Cyberspace adalah dunia maya dimana tidak ada lagi batas ruang dan waktu.
Padahal ruang dan waktu seringkali dijadikan acuan hukum. Jika seorang
warga Indonesia melakukan transaksi dengan sebuah perusahaan Inggris yang
menggunakan server di Amerika, dimanakah (dan kapan) sebenarnya transaksi
terjadi? Hukum mana yang digunakan?
Teknologi digital yang
digunakan untuk mengimplementasikan dunia cyber memiliki kelebihan dalam
hal duplikasi atau regenerasi. Data digital dapat direproduksi dengan sempurna
seperti aslinya tanpa mengurangi kualitas data asilnya. Hal ini sulit dilakukan
dalam teknologi analog, dimana kualitas data asli lebih baik dari duplikatnya.
Sebuah salian (fotocopy) dari dokumen yang ditulis dengan tangan memiliki
kualitas lebih buruk dari aslinya. Seseorang dengan mudah dapat memverifikasi
keaslian sebuah dokumen. Sementara itu dokumen yang dibuat oleh sebuah
wordprocessor dapat digandakan dengan mudah, dimana dokumen “asli” dan
“salinan” memiliki fitur yang sama. Jadi mana dokumen yang “asli”? Apakah
dokumen yang ada di disk saya? Atau yang ada di memori komputer saat ini? Atau
dokumen yang ada di CD-ROM atau flash disk?

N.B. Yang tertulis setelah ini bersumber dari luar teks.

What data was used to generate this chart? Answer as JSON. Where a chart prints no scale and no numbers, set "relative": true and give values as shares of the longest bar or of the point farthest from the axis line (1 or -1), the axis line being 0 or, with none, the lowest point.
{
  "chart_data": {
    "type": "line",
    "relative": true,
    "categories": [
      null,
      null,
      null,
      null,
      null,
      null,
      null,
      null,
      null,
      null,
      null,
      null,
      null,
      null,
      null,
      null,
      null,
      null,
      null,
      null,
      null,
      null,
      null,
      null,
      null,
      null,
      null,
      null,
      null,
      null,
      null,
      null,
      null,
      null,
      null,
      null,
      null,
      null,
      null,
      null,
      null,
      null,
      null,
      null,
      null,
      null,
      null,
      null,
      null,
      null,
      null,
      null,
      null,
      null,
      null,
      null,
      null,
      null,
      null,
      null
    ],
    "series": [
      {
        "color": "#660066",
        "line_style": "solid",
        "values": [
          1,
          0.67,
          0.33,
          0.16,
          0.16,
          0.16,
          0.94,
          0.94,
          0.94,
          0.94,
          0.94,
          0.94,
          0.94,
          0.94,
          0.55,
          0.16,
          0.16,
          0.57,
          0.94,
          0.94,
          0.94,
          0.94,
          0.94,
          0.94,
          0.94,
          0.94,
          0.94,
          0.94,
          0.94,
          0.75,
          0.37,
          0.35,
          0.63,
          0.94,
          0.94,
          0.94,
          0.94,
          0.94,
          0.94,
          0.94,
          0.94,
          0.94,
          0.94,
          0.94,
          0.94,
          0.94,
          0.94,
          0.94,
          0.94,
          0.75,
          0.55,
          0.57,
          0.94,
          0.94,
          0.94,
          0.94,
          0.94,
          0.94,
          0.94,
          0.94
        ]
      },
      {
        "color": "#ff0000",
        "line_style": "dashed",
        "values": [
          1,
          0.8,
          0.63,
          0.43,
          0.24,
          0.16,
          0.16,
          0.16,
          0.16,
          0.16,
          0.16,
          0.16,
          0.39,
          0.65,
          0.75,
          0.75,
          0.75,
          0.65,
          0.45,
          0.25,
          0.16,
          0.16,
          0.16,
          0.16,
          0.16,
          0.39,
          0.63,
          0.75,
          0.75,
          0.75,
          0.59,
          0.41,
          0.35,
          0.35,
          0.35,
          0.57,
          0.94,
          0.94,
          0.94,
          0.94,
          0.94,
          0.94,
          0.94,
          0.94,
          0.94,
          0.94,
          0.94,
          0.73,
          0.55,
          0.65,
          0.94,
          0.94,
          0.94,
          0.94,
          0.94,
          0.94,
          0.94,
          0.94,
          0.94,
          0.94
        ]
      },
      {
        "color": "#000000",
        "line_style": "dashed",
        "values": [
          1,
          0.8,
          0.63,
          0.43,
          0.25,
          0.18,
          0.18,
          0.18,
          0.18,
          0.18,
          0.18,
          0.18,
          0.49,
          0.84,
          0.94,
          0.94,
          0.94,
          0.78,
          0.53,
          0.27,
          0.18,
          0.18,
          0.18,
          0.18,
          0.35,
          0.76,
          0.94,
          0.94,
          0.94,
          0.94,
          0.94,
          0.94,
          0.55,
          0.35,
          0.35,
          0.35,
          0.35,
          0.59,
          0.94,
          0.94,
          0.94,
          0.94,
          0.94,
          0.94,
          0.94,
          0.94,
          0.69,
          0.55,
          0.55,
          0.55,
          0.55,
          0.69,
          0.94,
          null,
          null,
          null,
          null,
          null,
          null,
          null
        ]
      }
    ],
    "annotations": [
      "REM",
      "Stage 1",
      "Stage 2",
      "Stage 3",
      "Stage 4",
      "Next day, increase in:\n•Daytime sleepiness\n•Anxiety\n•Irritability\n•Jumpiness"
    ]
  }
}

Dunia digital memungkinkan kita
memiliki lebih dari satu dokumen asli.
Seringkali transaksi yang
resmi membutuhkan tanda tangan untuk meyakinkan keabsahannya. Bagaimana
menterjemahkan tanda tangan konvensional ke dunia digital? Apakah bisa kita
gunakan tanda tangan yang di-scan, atau dengan kata lain menggunakan digitized
signature? Apa bedanya digitized signature dengan digital
signature dan apakah tanda tangan digital ini dapat diakui secara
hukum?
Tanda tangan ini sebenarnya
digunakan untuk memastikan identitas. Apakah memang digital identity seorang
manusia hanya dapat diberikan dengan menggunakan tanda tangan? Dapatkah kita
menggunakan sistem biometrik yang dapat mengambil ciri kita dengan lebih
akurat? Apakah e-mail, avatar, digital dignature, digital
certificate dapat digunakan sebagai identitas (dengan tingkat keamanan
yang berbeda-beda tentunya)?
Semua contoh-contoh (atau
lebih tepatnya pertanyaan-pertanyaan) di atas menantang landasan hukum
konvensional. Jadi, apakah dibutuhkan sebuah hukum baru yang bergerak di ruang
cyber, sebuah cyberlaw? Jika dibuat sebuah hukum baru, manakah batas
teritorinya? Riil atau virtual? Apakah hukum ini hanya berlaku untuk cybercommunity –
komunitas orang di dunia cyber yang memiliki kultur, etika, dan aturan
sendiri – saja? Bagaimana jika efek atau dampak dari (aktivitas di)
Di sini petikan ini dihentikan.